Bromige was quoted as saying everyone was in the car "having the banter".
 
Jonathan Rees QC, prosecuting, said the speed of the Golf before Bromige braked was 80-88mph and if he had been travelling at the speed limit he would have been able to stop.
 
He drove away from the scene and abandoned the car.
 
The court heard Bromige rang his father and told him he had "done it this time". His father told him to hand himself in, which he did that day.
 
Kingston Crown Court was told Bromige was heard saying in prison: "Prison is easy. I've got my telly. Don't care how long I get." He kept newspaper clippings of the incident in his cell and showed them to other inmates.
 
A prison officer said Bromige asked him: "Do you know who I am?
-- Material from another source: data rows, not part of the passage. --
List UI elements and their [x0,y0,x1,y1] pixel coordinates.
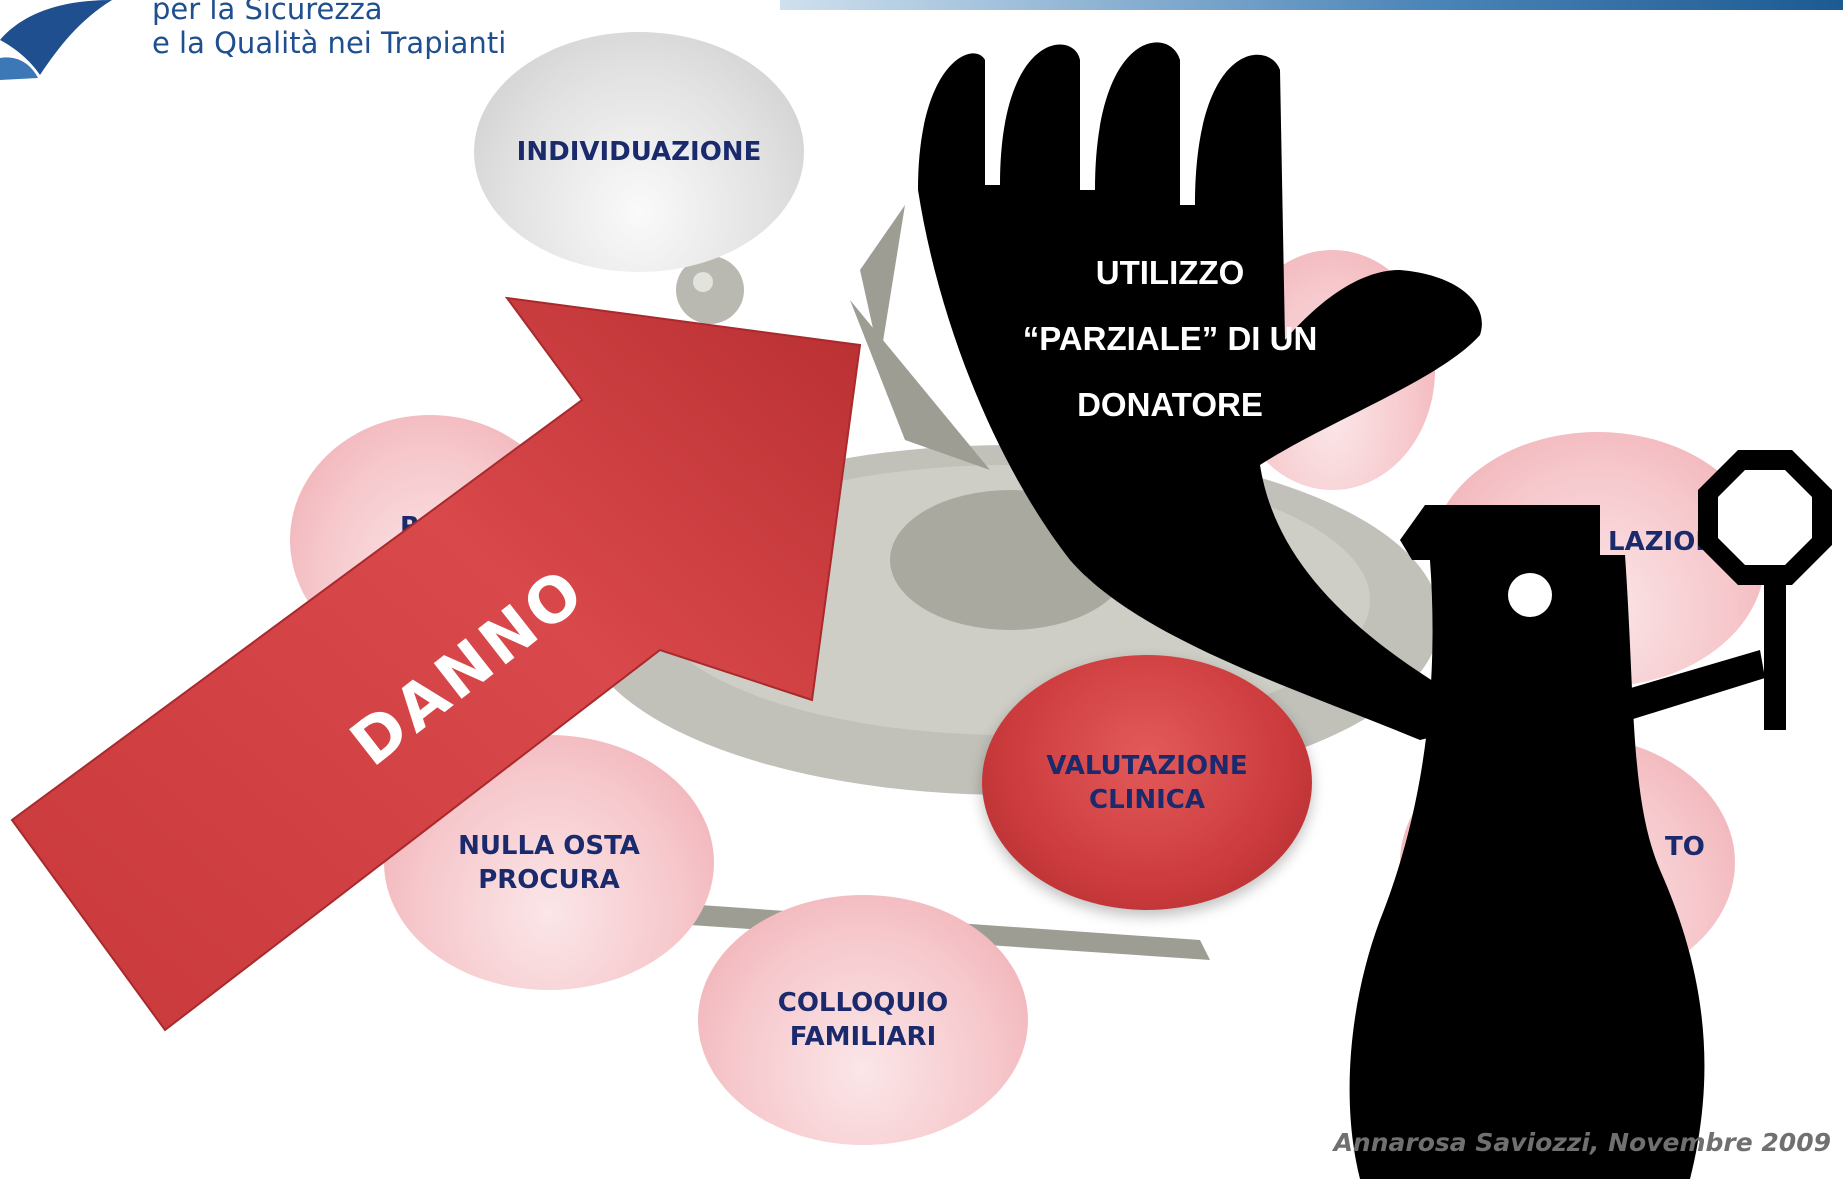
node-colloquio-label: COLLOQUIO FAMILIARI [778,986,949,1054]
node-nulla-osta-line2: PROCURA [478,864,620,895]
node-valutazione-clinica: VALUTAZIONE CLINICA [982,655,1312,910]
org-line-2: e la Qualità nei Trapianti [152,26,507,60]
node-individuazione: INDIVIDUAZIONE [474,32,804,272]
organization-name: per la Sicurezza e la Qualità nei Trapia… [152,0,506,60]
logo-swoosh-icon [0,0,112,80]
org-line-1: per la Sicurezza [152,0,383,26]
hand-line-1: UTILIZZO [1095,254,1245,291]
node-valutazione-line2: CLINICA [1089,784,1205,815]
header-bar [780,0,1843,10]
node-colloquio: COLLOQUIO FAMILIARI [698,895,1028,1145]
node-nulla-osta-label: NULLA OSTA PROCURA [458,829,640,897]
hand-message: UTILIZZO “PARZIALE” DI UN DONATORE [990,240,1350,438]
node-valutazione-label: VALUTAZIONE CLINICA [1046,749,1247,817]
node-right-bottom-label: TO [1665,832,1705,862]
hand-line-3: DONATORE [1077,386,1263,423]
hand-line-2: “PARZIALE” DI UN [1022,320,1318,357]
author-credit: Annarosa Saviozzi, Novembre 2009 [1333,1128,1831,1157]
node-colloquio-line2: FAMILIARI [789,1022,937,1052]
node-valutazione-line1: VALUTAZIONE [1046,750,1248,781]
node-individuazione-label: INDIVIDUAZIONE [516,137,762,167]
node-colloquio-line1: COLLOQUIO [777,988,949,1018]
node-nulla-osta-line1: NULLA OSTA [458,830,640,861]
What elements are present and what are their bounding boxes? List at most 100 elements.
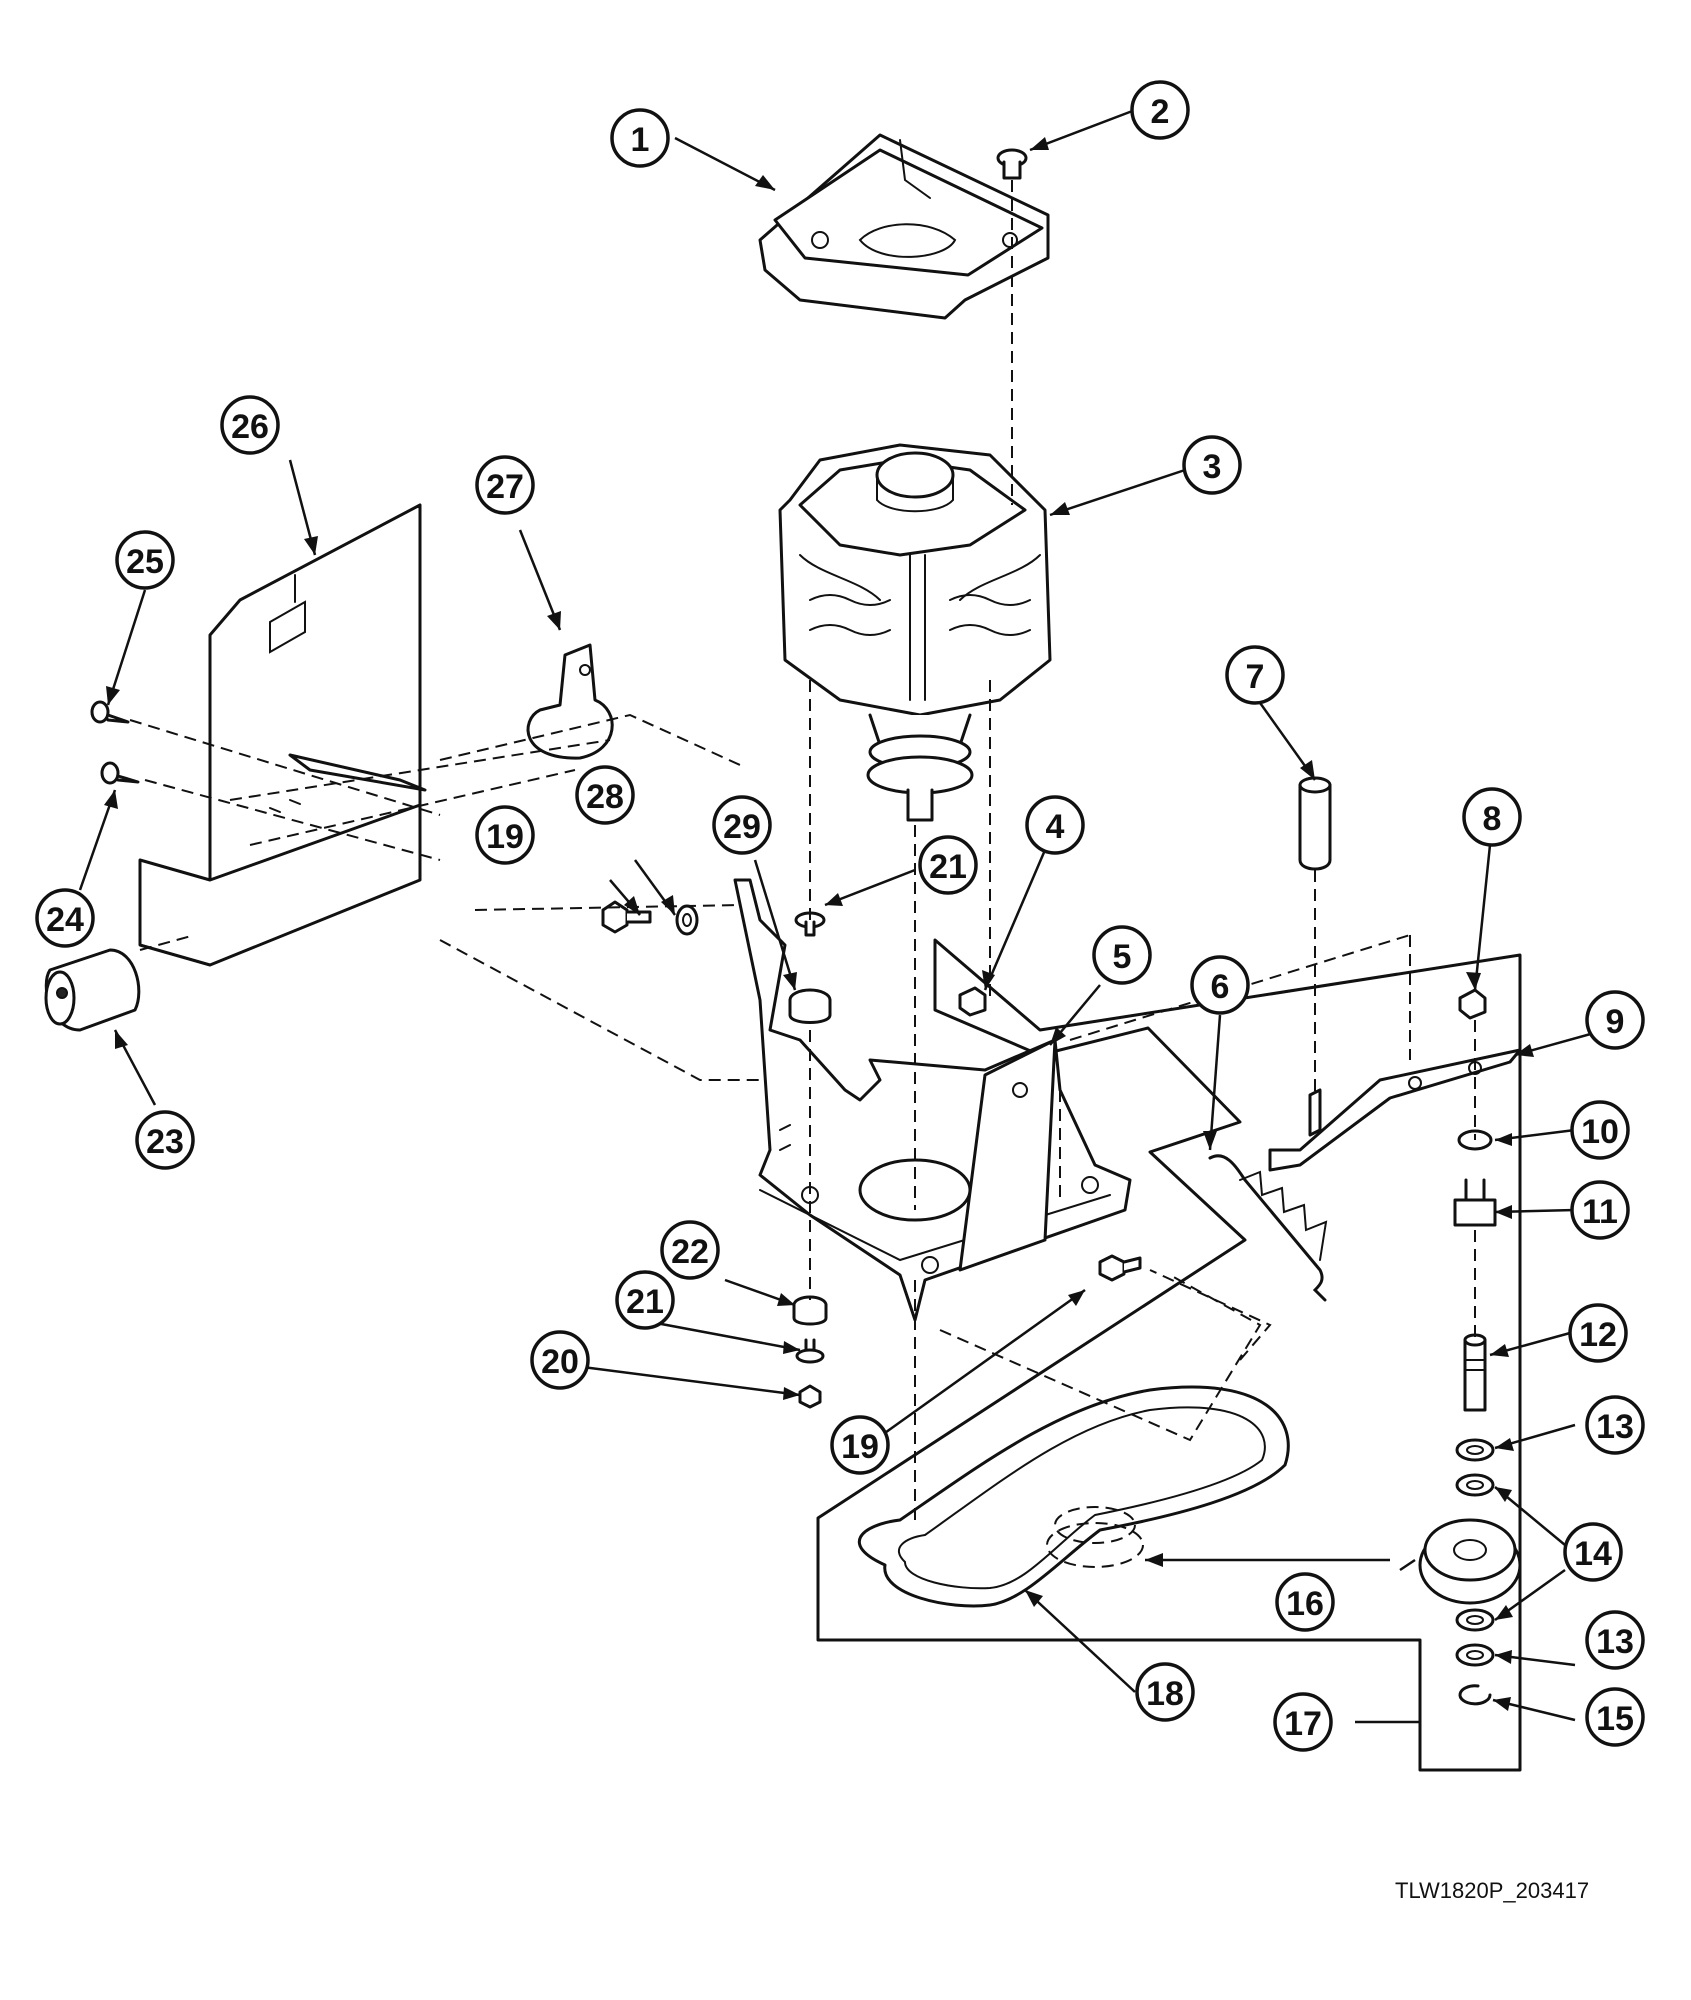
svg-text:17: 17 (1284, 1705, 1322, 1743)
motor-mount (733, 878, 1132, 1322)
figure-id-label: TLW1820P_203417 (1395, 1878, 1590, 1903)
callout-1: 1 (610, 108, 670, 168)
svg-text:3: 3 (1203, 448, 1222, 486)
svg-text:2: 2 (1151, 93, 1170, 131)
screw-25 (90, 700, 130, 724)
callout-5: 5 (1092, 925, 1152, 985)
callout-17: 17 (1273, 1692, 1333, 1752)
svg-text:8: 8 (1483, 800, 1502, 838)
bolt-19-upper (601, 900, 652, 934)
callout-18: 18 (1135, 1662, 1195, 1722)
sleeve (1298, 776, 1332, 871)
callout-25: 25 (115, 530, 175, 590)
svg-text:5: 5 (1113, 938, 1132, 976)
svg-text:16: 16 (1286, 1585, 1324, 1623)
svg-text:28: 28 (586, 778, 624, 816)
callout-3: 3 (1182, 435, 1242, 495)
callout-12: 12 (1568, 1303, 1628, 1363)
callout-14: 14 (1563, 1522, 1623, 1582)
callout-6: 6 (1190, 955, 1250, 1015)
cover-screw (996, 148, 1028, 180)
svg-text:18: 18 (1146, 1675, 1184, 1713)
svg-text:22: 22 (671, 1233, 709, 1271)
callout-28: 28 (575, 765, 635, 825)
nut-20 (798, 1384, 822, 1409)
callout-21-bottom: 21 (615, 1270, 675, 1330)
washer-13-bottom (1455, 1643, 1495, 1667)
idler-pulley-16 (1418, 1518, 1522, 1605)
screw-24 (100, 761, 140, 785)
callout-26: 26 (220, 395, 280, 455)
housing-box (138, 799, 422, 967)
washer-13-top (1455, 1438, 1495, 1462)
drive-belt (858, 1385, 1290, 1608)
shield-plate (208, 503, 427, 882)
drive-motor (778, 443, 1052, 822)
bolt-19-lower (1098, 1254, 1142, 1282)
callout-11: 11 (1570, 1180, 1630, 1240)
motor-cover (758, 133, 1050, 320)
callout-21-top: 21 (918, 835, 978, 895)
arrowheads (104, 137, 1534, 1711)
callout-23: 23 (135, 1110, 195, 1170)
svg-text:19: 19 (486, 818, 524, 856)
svg-text:19: 19 (841, 1428, 879, 1466)
isolator-22 (792, 1295, 828, 1326)
svg-text:15: 15 (1596, 1700, 1634, 1738)
svg-text:13: 13 (1596, 1408, 1634, 1446)
callout-2: 2 (1130, 80, 1190, 140)
callout-7: 7 (1225, 645, 1285, 705)
assembly-lines (129, 180, 1476, 1520)
svg-text:9: 9 (1606, 1003, 1625, 1041)
callout-13-bottom: 13 (1585, 1610, 1645, 1670)
idler-arm (1268, 1048, 1522, 1172)
callout-29: 29 (712, 795, 772, 855)
tension-spring (1208, 1154, 1328, 1302)
callout-20: 20 (530, 1330, 590, 1390)
callout-22: 22 (660, 1220, 720, 1280)
svg-text:13: 13 (1596, 1623, 1634, 1661)
isolator-29 (788, 988, 832, 1024)
washer-28 (675, 904, 699, 936)
svg-text:25: 25 (126, 543, 164, 581)
callout-27: 27 (475, 455, 535, 515)
washer-14-top (1455, 1473, 1495, 1497)
callout-19-upper: 19 (475, 805, 535, 865)
svg-text:23: 23 (146, 1123, 184, 1161)
retaining-ring-15 (1458, 1684, 1492, 1706)
nut-8 (1458, 988, 1487, 1020)
callout-4: 4 (1025, 795, 1085, 855)
svg-text:26: 26 (231, 408, 269, 446)
washer-14-bottom (1455, 1608, 1495, 1632)
stud-21-bottom (795, 1338, 825, 1364)
callout-24: 24 (35, 888, 95, 948)
svg-text:10: 10 (1581, 1113, 1619, 1151)
nut-4 (958, 986, 987, 1017)
shoulder-bolt-11 (1453, 1178, 1497, 1227)
svg-text:12: 12 (1579, 1316, 1617, 1354)
svg-text:6: 6 (1211, 968, 1230, 1006)
svg-text:11: 11 (1582, 1193, 1618, 1231)
svg-text:7: 7 (1246, 658, 1265, 696)
drive-pulley-hidden (1046, 1506, 1144, 1568)
wire-clip (526, 643, 614, 760)
callout-10: 10 (1570, 1100, 1630, 1160)
callout-16: 16 (1275, 1572, 1335, 1632)
pivot-shaft-12 (1463, 1333, 1487, 1412)
svg-text:21: 21 (626, 1283, 664, 1321)
callout-19-lower: 19 (830, 1415, 890, 1475)
svg-text:14: 14 (1574, 1535, 1612, 1573)
svg-text:1: 1 (631, 121, 650, 159)
svg-text:20: 20 (541, 1343, 579, 1381)
svg-text:4: 4 (1046, 808, 1065, 846)
capacitor-cap (44, 948, 141, 1032)
svg-text:24: 24 (46, 901, 84, 939)
callout-9: 9 (1585, 990, 1645, 1050)
callout-15: 15 (1585, 1687, 1645, 1747)
svg-text:21: 21 (929, 848, 967, 886)
svg-text:29: 29 (723, 808, 761, 846)
callout-13-top: 13 (1585, 1395, 1645, 1455)
svg-text:27: 27 (486, 468, 524, 506)
base-plate-outline (816, 938, 1522, 1772)
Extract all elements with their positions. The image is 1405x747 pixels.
I'm the one on the news. The one who ran the policeman over. I'm probably on telly all over the world."
 
Bromige pleaded guilty in December to causing death by dangerous driving, causing death while uninsured, causing death while unlicensed, failing to stop at the scene of an accident and failing to report an accident.
 
Sentencing him, Judge Nicholas Price QC said society and Mr Duncan's family had been "robbed of a man in the prime of his life who had so much to offer".
 
"I struggle to find anything of real benefit to be said on your behalf," he said to Bromige.
 
Mr Duncan's wife Claire said their lives had been "changed completely" by his "devastating" death.
 
"They (his children) are struggling with this every day. My daughter has said that she is so upset that her dad had so much more to teach her. My son has said that he no longer wants to learn to drive. Not having their dad around will affect them forever."